The sheriff in Roseburg, Ore., 180 miles south of Portland, handled the aftermath of the shooting deaths at Umpqua Community College as well as could be expected. But Sheriff John Hanlin is among long-time opponents of gun control, and he once wrote Vice President Joe Biden after the 2012 shootings at an elementary school in Newtown, Conn., that he would refuse to enforce any new federal restrictions on guns. That preposterous and, in light of the shootings in Newtown, disrespectful act should haunt the sheriff now.
America is more heavily armed than ever, but repeated mass shootings show it is hardly more safe. Gun regulation is uneven, weak and haphazardly enforced.

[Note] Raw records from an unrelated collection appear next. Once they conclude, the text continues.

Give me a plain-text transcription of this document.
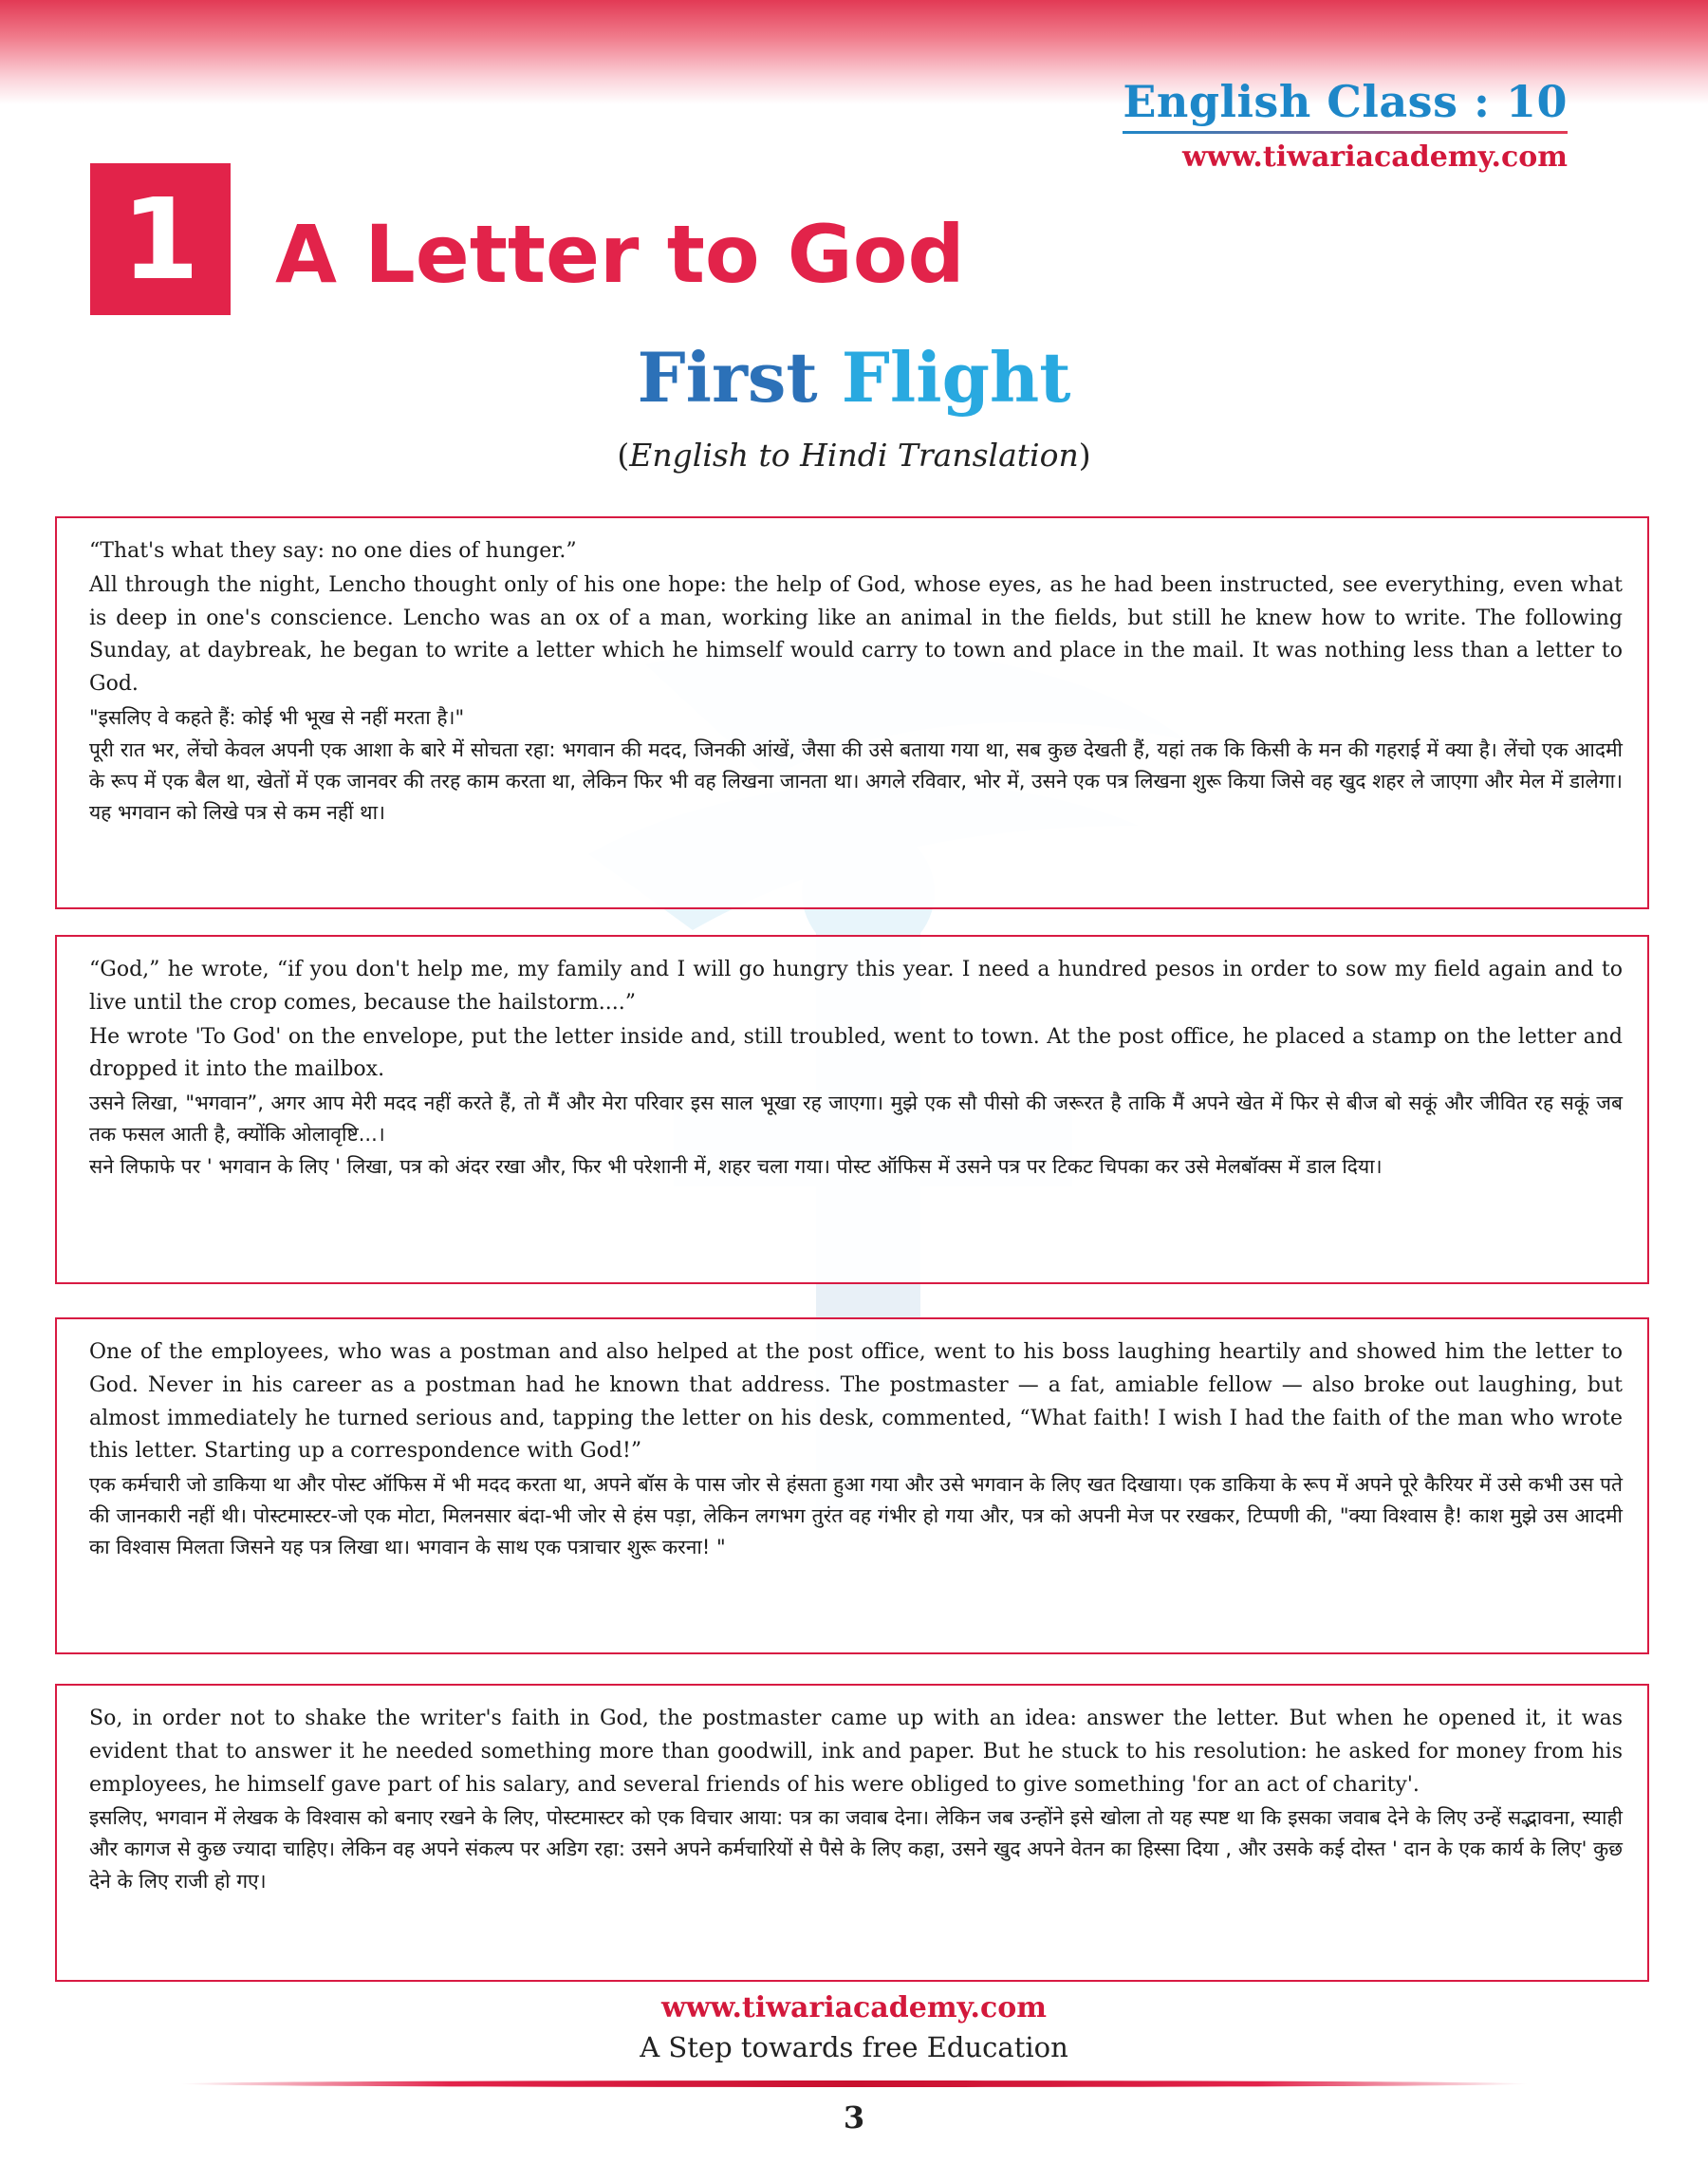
English Class : 10
www.tiwariacademy.com
1 A Letter to God
First Flight
(English to Hindi Translation)

“That's what they say: no one dies of hunger.”

All through the night, Lencho thought only of his one hope: the help of God, whose eyes, as he had been instructed, see everything, even what is deep in one's conscience. Lencho was an ox of a man, working like an animal in the fields, but still he knew how to write. The following Sunday, at daybreak, he began to write a letter which he himself would carry to town and place in the mail. It was nothing less than a letter to God.

"इसलिए वे कहते हैं: कोई भी भूख से नहीं मरता है।"

पूरी रात भर, लेंचो केवल अपनी एक आशा के बारे में सोचता रहा: भगवान की मदद, जिनकी आंखें, जैसा की उसे बताया गया था, सब कुछ देखती हैं, यहां तक कि किसी के मन की गहराई में क्या है। लेंचो एक आदमी के रूप में एक बैल था, खेतों में एक जानवर की तरह काम करता था, लेकिन फिर भी वह लिखना जानता था। अगले रविवार, भोर में, उसने एक पत्र लिखना शुरू किया जिसे वह खुद शहर ले जाएगा और मेल में डालेगा। यह भगवान को लिखे पत्र से कम नहीं था।

“God,” he wrote, “if you don't help me, my family and I will go hungry this year. I need a hundred pesos in order to sow my field again and to live until the crop comes, because the hailstorm....”

He wrote 'To God' on the envelope, put the letter inside and, still troubled, went to town. At the post office, he placed a stamp on the letter and dropped it into the mailbox.

उसने लिखा, "भगवान”, अगर आप मेरी मदद नहीं करते हैं, तो मैं और मेरा परिवार इस साल भूखा रह जाएगा। मुझे एक सौ पीसो की जरूरत है ताकि मैं अपने खेत में फिर से बीज बो सकूं और जीवित रह सकूं जब तक फसल आती है, क्योंकि ओलावृष्टि...।

सने लिफाफे पर ' भगवान के लिए ' लिखा, पत्र को अंदर रखा और, फिर भी परेशानी में, शहर चला गया। पोस्ट ऑफिस में उसने पत्र पर टिकट चिपका कर उसे मेलबॉक्स में डाल दिया।

One of the employees, who was a postman and also helped at the post office, went to his boss laughing heartily and showed him the letter to God. Never in his career as a postman had he known that address. The postmaster — a fat, amiable fellow — also broke out laughing, but almost immediately he turned serious and, tapping the letter on his desk, commented, “What faith! I wish I had the faith of the man who wrote this letter. Starting up a correspondence with God!”

एक कर्मचारी जो डाकिया था और पोस्ट ऑफिस में भी मदद करता था, अपने बॉस के पास जोर से हंसता हुआ गया और उसे भगवान के लिए खत दिखाया। एक डाकिया के रूप में अपने पूरे कैरियर में उसे कभी उस पते की जानकारी नहीं थी। पोस्टमास्टर-जो एक मोटा, मिलनसार बंदा-भी जोर से हंस पड़ा, लेकिन लगभग तुरंत वह गंभीर हो गया और, पत्र को अपनी मेज पर रखकर, टिप्पणी की, "क्या विश्वास है! काश मुझे उस आदमी का विश्वास मिलता जिसने यह पत्र लिखा था। भगवान के साथ एक पत्राचार शुरू करना! "

So, in order not to shake the writer's faith in God, the postmaster came up with an idea: answer the letter. But when he opened it, it was evident that to answer it he needed something more than goodwill, ink and paper. But he stuck to his resolution: he asked for money from his employees, he himself gave part of his salary, and several friends of his were obliged to give something 'for an act of charity'.

इसलिए, भगवान में लेखक के विश्वास को बनाए रखने के लिए, पोस्टमास्टर को एक विचार आया: पत्र का जवाब देना। लेकिन जब उन्होंने इसे खोला तो यह स्पष्ट था कि इसका जवाब देने के लिए उन्हें सद्भावना, स्याही और कागज से कुछ ज्यादा चाहिए। लेकिन वह अपने संकल्प पर अडिग रहा: उसने अपने कर्मचारियों से पैसे के लिए कहा, उसने खुद अपने वेतन का हिस्सा दिया , और उसके कई दोस्त ' दान के एक कार्य के लिए' कुछ देने के लिए राजी हो गए।

www.tiwariacademy.com
A Step towards free Education
3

And as Obama has noted, these sorts of mass shootings do not happen with this kind of frequency in other countries, where gun regulation is seen as valuable and sensible, not as a threat to freedom.
When the much-defended Second Amendment was passed, America was a rural, sparsely populated country where militias were custom and common. But gun control opponents continue to defend the “right to bear arms” as sacred.
The frequency with which innocents are slaughtered by people with guns would appall the Founding Fathers. Everytown for Gun Safety, a group that supports reforms to reduce gun violence, reports that the gunfire in Oregon was the 45th shooting at a school this year.